After years of quiescent unions--Ronald Reagan had seemingly tamed labor by firing striking air traffic controllers in 1981--big business was stunned. The Wall Street Journal summed up the employers' reaction:
The UPS strike is so weird it's hard to know where to begin. Somehow, we are supposed to believe that the mighty Teamsters has suddenly decided it must paralyze the nation's parcel-distribution system to have it out over mostly voluntary part-timers and various pension arcana. These matters may be worth an argument, but Armageddon? What's this weird, awful strike about anyway?
But the Journal and a few other right-wing media outlets aside, much of the coverage of the strike was sympathetic to the plight of UPS part-timers. New York Times columnist Bob Herbert called the strike "a crusade against low wages."
Tens of millions of working people--full-timers and part-timers alike--who were struggling to make ends meet in the so-called "miracle economy" of the late 1990s identified with the strike. Organized labor showed solidarity, as UPS pilots honored picket lines, and union members visited picket lines as individuals or part of organized contingents. The AFL-CIO promised $10 million to support the strike.
During the strike, Ron Carey was an articulate voice not only for the demands of UPSers, but for working people generally. At a huge August 7 rally outside the UPS Jefferson Street hub in Chicago, he said:
We're really fighting for America's future. I know firsthand about UPS, I spent 12 years on a truck. One member of the UPS negotiating committee said publicly, "What are people complaining about? $16,000 a year is a lot of money." All I have to say is if that's great money, let's pay them $16,000 and subcontract their jobs. Let's take away their pension.

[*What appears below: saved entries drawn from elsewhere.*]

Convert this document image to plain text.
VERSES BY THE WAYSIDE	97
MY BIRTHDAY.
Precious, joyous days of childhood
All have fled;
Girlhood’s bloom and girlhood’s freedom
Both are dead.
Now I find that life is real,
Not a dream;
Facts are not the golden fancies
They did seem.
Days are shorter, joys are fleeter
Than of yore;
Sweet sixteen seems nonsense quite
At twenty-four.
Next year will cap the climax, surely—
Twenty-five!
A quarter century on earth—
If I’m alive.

After two weeks, UPS management surrendered and agreed to add 10,000 new full-time jobs as well as implement largest wage increases in UPS history. The new contract also protected union jobs against subcontracting.
CAREY SEEMED poised to take center stage in a resurgent labor movement--and in the wake of the UPS strike, he challenged the one-sided class war. "Some politicians ought to wear the logos of their corporate sponsors on their suits, just like athletes wear them on their uniforms," he said in a nationally broadcast speech. "If Abraham Lincoln were giving the Gettysburg Address here today, he would have to say that we have a government 'of the corporations, by big business, and for the special interests.'"
But the backlash against Carey was swift. Hoffa, after his defeat in the 1996 union election, had earlier filed protests with the Teamsters' election officer, Barbara Zack Quindel, who was appointed by the federal government. Hoffa had accused Carey of violating campaign fundraising rules. Quindel refused to certify the election results.
At the same time, anti-labor right-wingers in Congress, led by Rep. Pete Hoekstra (R-Mich.), launched a "get-Carey" campaign. UPS backed the witch-hunt.
Soon afterward, union overseers appointed by the Justice Department used the allegations that Carey improperly raised funds as grounds to void the results of 1996 election. The government barred Carey from seeking reelection, effectively handing over the union to Hoffa, who has controlled it ever since. Meanwhile, Carey was expelled from the Teamsters.
Ultimately, Carey was vindicated on all charges in a federal court--but not until September 2001. Even so, he remained banned from the union.
But despite the efforts of the Teamster old guard and the government to destroy Ron Carey, the UPS strike remains a touchstone for every union member and labor supporter who wants to build a movement that can resist the employers' offensive.
I had the pleasure of hearing Ron Carey speak on several occasions and the honor of meeting him once. He was an honest and decent man who had his moment in history. He will be missed.